Polícias Civil e Militar intensificam operações e batem recordes de apreensões e bloqueios financeiros em 2025.
A violência em Tangará da Serra possui uma motivação central: o domínio do tráfico de drogas. Das 55 ocorrências de homicídio registradas nos últimos dois anos no município, 37 (67,2%) foram protagonizadas por facções criminosas.
O cenário é alimentado por um conflito permanente entre grupos rivais e por punições internas rigorosas. Nas fileiras do crime, perdas de drogas ou armas durante operações policiais não são toleradas. O faccionado que gera prejuízo é compelido a uma reposição rápida, sob o risco de ser submetido ao “tribunal do crime”. Essa condição, por sua vez, fomenta crimes contra o patrimônio, como roubos e furtos.

Faccionado, suspeito de envolvimento em execução, foi uma das prisões recentes da PJC.
Brutalidade e “Justiça” Paralela
Casos recentes ilustram a crueldade dessas organizações. Em novembro, um usuário de drogas foi torturado e decapitado após ser confundido com um membro de facção rival. Já em dezembro, um jovem de 26 anos — integrante de uma organização — foi morto a golpes de picareta por seus próprios comparsas, sob suspeita de atuar como informante da polícia.
Outras motivações
Os dados foram repassados à Imprensa pelo delegado Ivan Albuquerque (foto a seguir), responsável pela Delegacia Especializada em Homicídios e Proteção à Pessoa (DHPP).
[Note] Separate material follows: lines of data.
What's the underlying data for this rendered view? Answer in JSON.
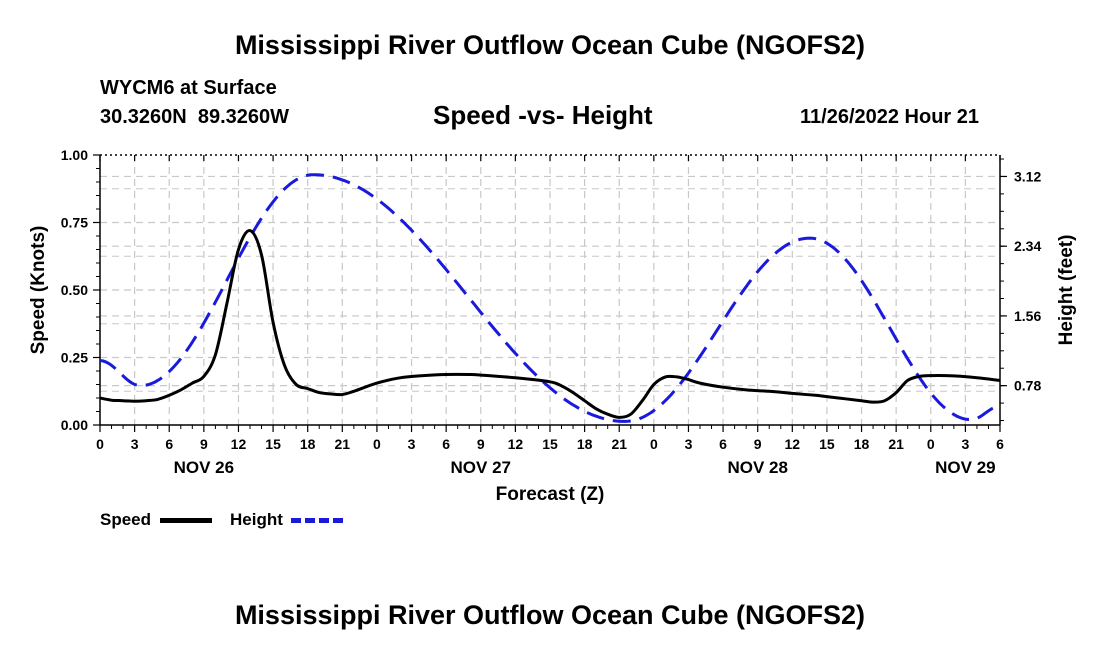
{
  "page": {
    "title": "Mississippi River Outflow Ocean Cube (NGOFS2)",
    "footer_title": "Mississippi River Outflow Ocean Cube (NGOFS2)",
    "station": "WYCM6 at Surface",
    "coords": "30.3260N  89.3260W",
    "subtitle": "Speed -vs- Height",
    "datetime": "11/26/2022 Hour 21"
  },
  "legend": {
    "speed_label": "Speed",
    "height_label": "Height"
  },
  "colors": {
    "speed": "#000000",
    "height": "#1a1adc",
    "grid": "#c8c8c8"
  },
  "chart_data": {
    "type": "line",
    "title": "Speed -vs- Height",
    "xlabel": "Forecast (Z)",
    "ylabel": "Speed (Knots)",
    "y2label": "Height (feet)",
    "xlim": [
      0,
      78
    ],
    "ylim": [
      0,
      1.0
    ],
    "y2lim": [
      0.34,
      3.36
    ],
    "x_ticks": [
      0,
      3,
      6,
      9,
      12,
      15,
      18,
      21,
      24,
      27,
      30,
      33,
      36,
      39,
      42,
      45,
      48,
      51,
      54,
      57,
      60,
      63,
      66,
      69,
      72,
      75,
      78
    ],
    "x_tick_labels": [
      "0",
      "3",
      "6",
      "9",
      "12",
      "15",
      "18",
      "21",
      "0",
      "3",
      "6",
      "9",
      "12",
      "15",
      "18",
      "21",
      "0",
      "3",
      "6",
      "9",
      "12",
      "15",
      "18",
      "21",
      "0",
      "3",
      "6"
    ],
    "y_ticks": [
      0,
      0.25,
      0.5,
      0.75,
      1.0
    ],
    "y_tick_labels": [
      "0.00",
      "0.25",
      "0.50",
      "0.75",
      "1.00"
    ],
    "y2_ticks": [
      0.78,
      1.56,
      2.34,
      3.12
    ],
    "y2_tick_labels": [
      "0.78",
      "1.56",
      "2.34",
      "3.12"
    ],
    "day_labels": [
      {
        "x": 9,
        "label": "NOV 26"
      },
      {
        "x": 33,
        "label": "NOV 27"
      },
      {
        "x": 57,
        "label": "NOV 28"
      },
      {
        "x": 75,
        "label": "NOV 29"
      }
    ],
    "series": [
      {
        "name": "Speed",
        "axis": "left",
        "style": "solid",
        "points": [
          [
            0,
            0.1
          ],
          [
            1,
            0.092
          ],
          [
            2,
            0.09
          ],
          [
            3,
            0.088
          ],
          [
            4,
            0.09
          ],
          [
            5,
            0.095
          ],
          [
            6,
            0.11
          ],
          [
            7,
            0.13
          ],
          [
            8,
            0.155
          ],
          [
            9,
            0.18
          ],
          [
            10,
            0.26
          ],
          [
            11,
            0.45
          ],
          [
            12,
            0.65
          ],
          [
            13,
            0.72
          ],
          [
            14,
            0.63
          ],
          [
            15,
            0.38
          ],
          [
            16,
            0.22
          ],
          [
            17,
            0.15
          ],
          [
            18,
            0.135
          ],
          [
            19,
            0.12
          ],
          [
            20,
            0.115
          ],
          [
            21,
            0.113
          ],
          [
            22,
            0.125
          ],
          [
            24,
            0.155
          ],
          [
            26,
            0.175
          ],
          [
            28,
            0.183
          ],
          [
            30,
            0.187
          ],
          [
            32,
            0.187
          ],
          [
            33,
            0.185
          ],
          [
            36,
            0.175
          ],
          [
            39,
            0.16
          ],
          [
            40,
            0.145
          ],
          [
            41,
            0.12
          ],
          [
            42,
            0.09
          ],
          [
            43,
            0.06
          ],
          [
            44,
            0.04
          ],
          [
            45,
            0.028
          ],
          [
            46,
            0.04
          ],
          [
            47,
            0.09
          ],
          [
            48,
            0.15
          ],
          [
            49,
            0.178
          ],
          [
            50,
            0.178
          ],
          [
            51,
            0.168
          ],
          [
            52,
            0.155
          ],
          [
            54,
            0.14
          ],
          [
            56,
            0.13
          ],
          [
            58,
            0.125
          ],
          [
            60,
            0.117
          ],
          [
            62,
            0.11
          ],
          [
            64,
            0.1
          ],
          [
            66,
            0.09
          ],
          [
            67,
            0.085
          ],
          [
            68,
            0.09
          ],
          [
            69,
            0.12
          ],
          [
            70,
            0.165
          ],
          [
            71,
            0.18
          ],
          [
            72,
            0.183
          ],
          [
            74,
            0.182
          ],
          [
            76,
            0.175
          ],
          [
            78,
            0.165
          ]
        ],
        "points_note": "x in forecast hours from 0 to 78 labelled per 3h ticks"
      }
    ]
  }
}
Os dados da DHPP indicam, ainda, que o consumo de álcool motivou 18,2% dos homicídios (10 casos). Outras motivações se resumem a oito ocorrências (14,6% dos casos).

Alto índice
As estatísticas da PJC mostram, também, um alto índice de resolução dos crimes, com 85% dos casos sendo solucionados pela Polícia Judiciária Civil. Ou seja, dos 55 casos de homicídios em Tangará da Serra nos últimos dois anos, 49 foram solucionados. Os seis restantes seguem em investigação.
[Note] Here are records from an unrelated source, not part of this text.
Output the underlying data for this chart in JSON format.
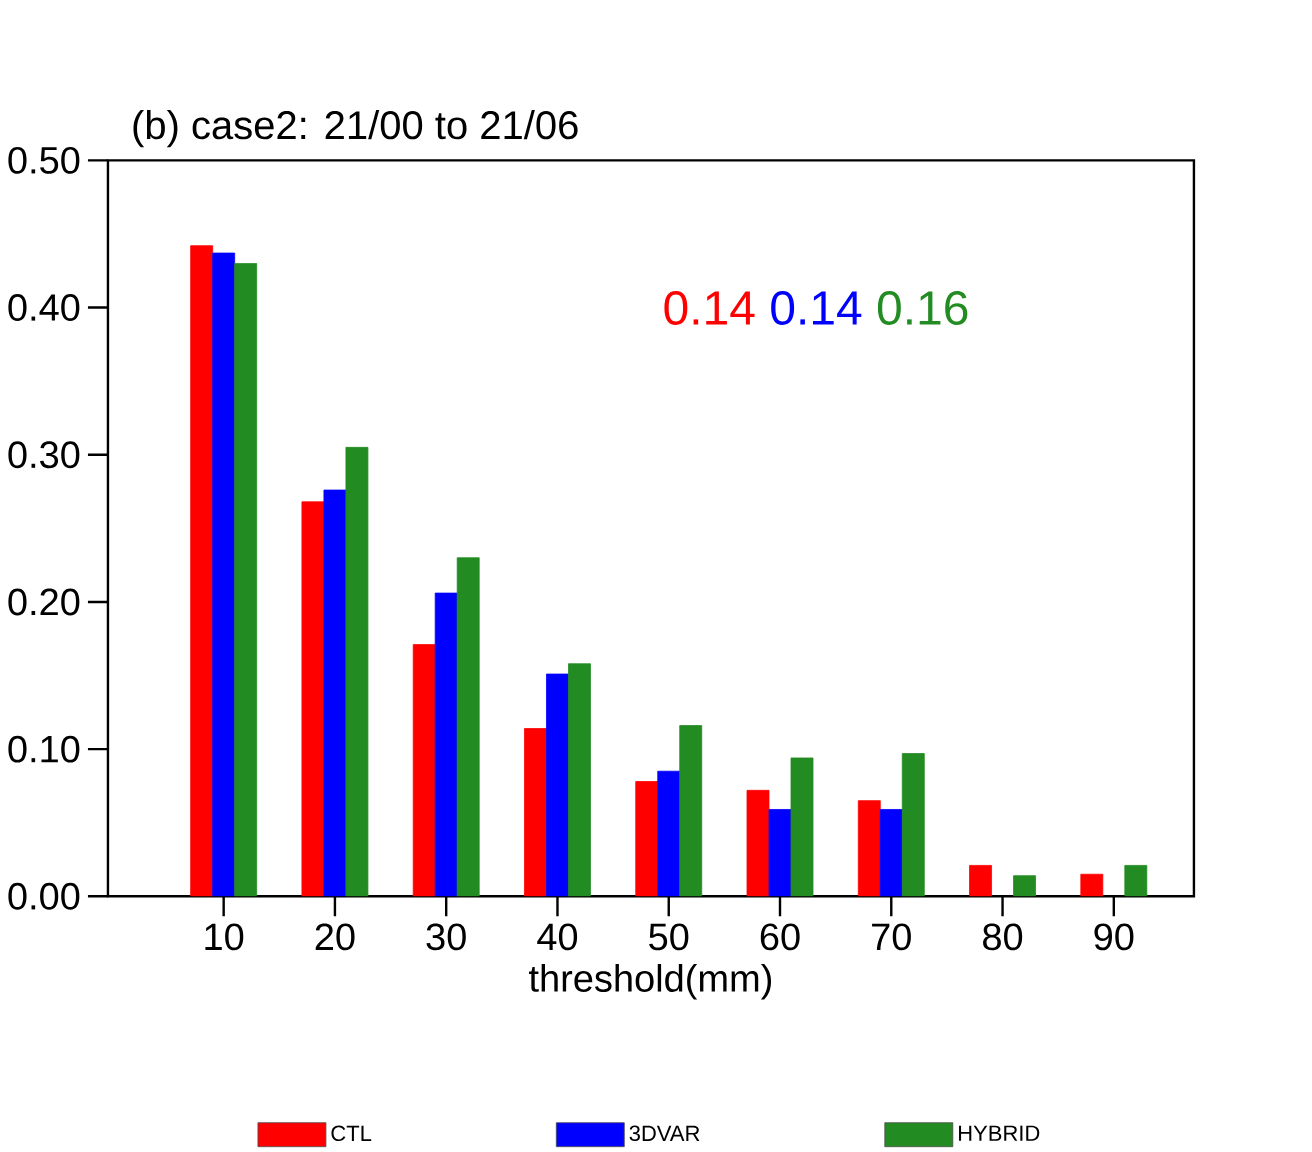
{
  "chart_data": {
    "type": "bar",
    "title": "(b) case2: 21/00 to 21/06",
    "xlabel": "threshold(mm)",
    "categories": [
      "10",
      "20",
      "30",
      "40",
      "50",
      "60",
      "70",
      "80",
      "90"
    ],
    "series": [
      {
        "name": "CTL",
        "color": "#ff0000",
        "values": [
          0.442,
          0.268,
          0.171,
          0.114,
          0.078,
          0.072,
          0.065,
          0.021,
          0.015
        ]
      },
      {
        "name": "3DVAR",
        "color": "#0000ff",
        "values": [
          0.437,
          0.276,
          0.206,
          0.151,
          0.085,
          0.059,
          0.059,
          null,
          null
        ]
      },
      {
        "name": "HYBRID",
        "color": "#228b22",
        "values": [
          0.43,
          0.305,
          0.23,
          0.158,
          0.116,
          0.094,
          0.097,
          0.014,
          0.021
        ]
      }
    ],
    "annotations": [
      "0.14",
      "0.14",
      "0.16"
    ],
    "ylim": [
      0,
      0.5
    ],
    "yticks": [
      {
        "value": 0,
        "label": "0.00"
      },
      {
        "value": 0.1,
        "label": "0.10"
      },
      {
        "value": 0.2,
        "label": "0.20"
      },
      {
        "value": 0.3,
        "label": "0.30"
      },
      {
        "value": 0.4,
        "label": "0.40"
      },
      {
        "value": 0.5,
        "label": "0.50"
      }
    ],
    "legend": "bottom"
  }
}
PJC de Tangará da Serra: Índice de resolutividade dos crimes de homicídios foi de 85% nos últimos dois anos.
Resposta Institucional
A Diretoria de Atividades Especiais (DAE) da Polícia Civil de Mato Grosso respondeu ao avanço da criminalidade com um volume histórico de ações. Entre janeiro e dezembro de 2025, foram realizadas 143 operações, um aumento de 19% em relação a 2024.
O foco na asfixia financeira das organizações gerou resultados sem precedentes:
- Bloqueio de Bens: O montante saltou de R$ 65 milhões para R$ 3,3 bilhões (crescimento de 4.977%).
- Combate Direto: 53 operações focadas exclusivamente em facções resultaram em 256 prisões e no bloqueio de R$ 24,1 milhões.
- Apreensão de Entorpecentes: O volume de drogas apreendidas subiu de 3 para 12 toneladas (alta de 300%).

Foco na asfixia financeira das organizações e prisões geram resultados importantes no combate ao crime.
As ações integram as operações Tolerância Zero e Inter Partes, estratégias contínuas do Governo do Estado para desarticular a logística e a lavagem de dinheiro do crime organizado.
Patrulhamento Tático
A Polícia Militar, por meio da Rotam, também expandiu sua capilaridade em 2025. Com 98 operações distribuídas pelos 15 Comandos Regionais, a unidade fortaleceu a segurança da Capital ao interior.

O balanço das ações da Rotam inclui a apreensão de 45 armas de fogo, recuperação de 45 veículos e a retirada de circulação de mais de 320 kg de entorpecentes e 1,1 mil porções de drogas prontas para comercialização.